Niki was initially unable to harness her ability — enhanced strength — as Niki; only when Jessica was in control did her abilities appear. However, Jessica was incredibly destructive when anyone messed with Niki, often putting Niki in difficult situations. She began to realize something was happening when she saw her reflection speaking back to her — which turned out to be Jessica. Despite Jessica’s much more violent nature, it often was out of necessity — and Niki eventually learned to harness her abilities in harmony with Jessica. Once this happened, Jessica began to fade away. This moment also allowed the audience a certain catharsis: As Niki broke through and reached a new milestone, viewers could feel that along with her. Despite her arguably “common” ability, this unique twist integrating her enhanced ability into a core part of her personality gave her an internal struggle to work through as a main character, giving her considerable depth among the show’s large cast.

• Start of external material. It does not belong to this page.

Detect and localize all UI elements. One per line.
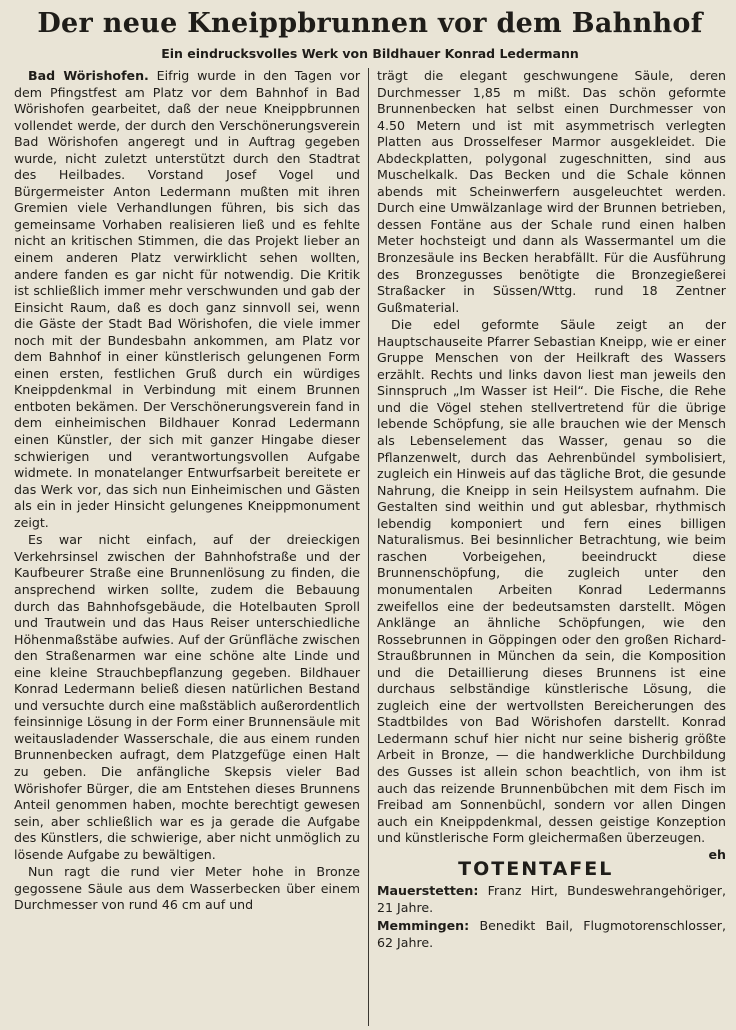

Obviously, Niki is plenty more than her trauma and does not deserve to be defined as such, despite the series often playing to this angle. Compared to other characters — many of whom were minors or those with more conventional 9-to-5 jobs, Niki had to provide for herself and her son as a single mother, which she did as a webcam model — for a number of unsavory men who tried to take advantage of her work — over the Internet. Her role also deserves to be uplifted in an era where platforms like OnlyFans are crucial for sex workers and performers but are misused by celebrities or seen as a cause for laughter or disdain. On the show, her job and the way she sustains herself is more or less depicted as a flaw of her character, contrasted with the more “noble,” public-serving jobs of being a nurse (Peter Petrelli) or a politician (Nathan Petrelli). Seeing a blonde white woman in a central TV role is not anything particularly radical. But Niki’s role and the grounded validation of her job onscreen amidst a series where flying people carry exploding people into the air to avoid the destruction of New York City is a refreshing turn of events.

Despite being a drama, Heroes never seemed to take this aspect of her character very seriously. Take a look at Vulture’s Fauxbit obituary of Niki, which takes a tongue-in-cheek approach that more or less makes fun of her situation and personal struggle with multiple personalities as well as her commitment to raise her son and protect others, which ultimately led to her demise. Compare this to the (similarly faux) obituary of Nathan Petrelli, whose rhetoric and diction are drastically more sympathetic, despite his arguably much sketchier ties to malevolent parties.

She was unceremoniously killed off in Season 2 when the writers saw little potential for her character’s arc and bizarrely retconned her as part of a set of identical triplets in order to bring back Ali Larter. Beyond portraying DID in a unique, empathetic light that enabled understanding of her character’s complexity, Niki saved her son Micah and his surrogate caregiver, dying in a fire and sacrificing herself for others — and nothing can take that away.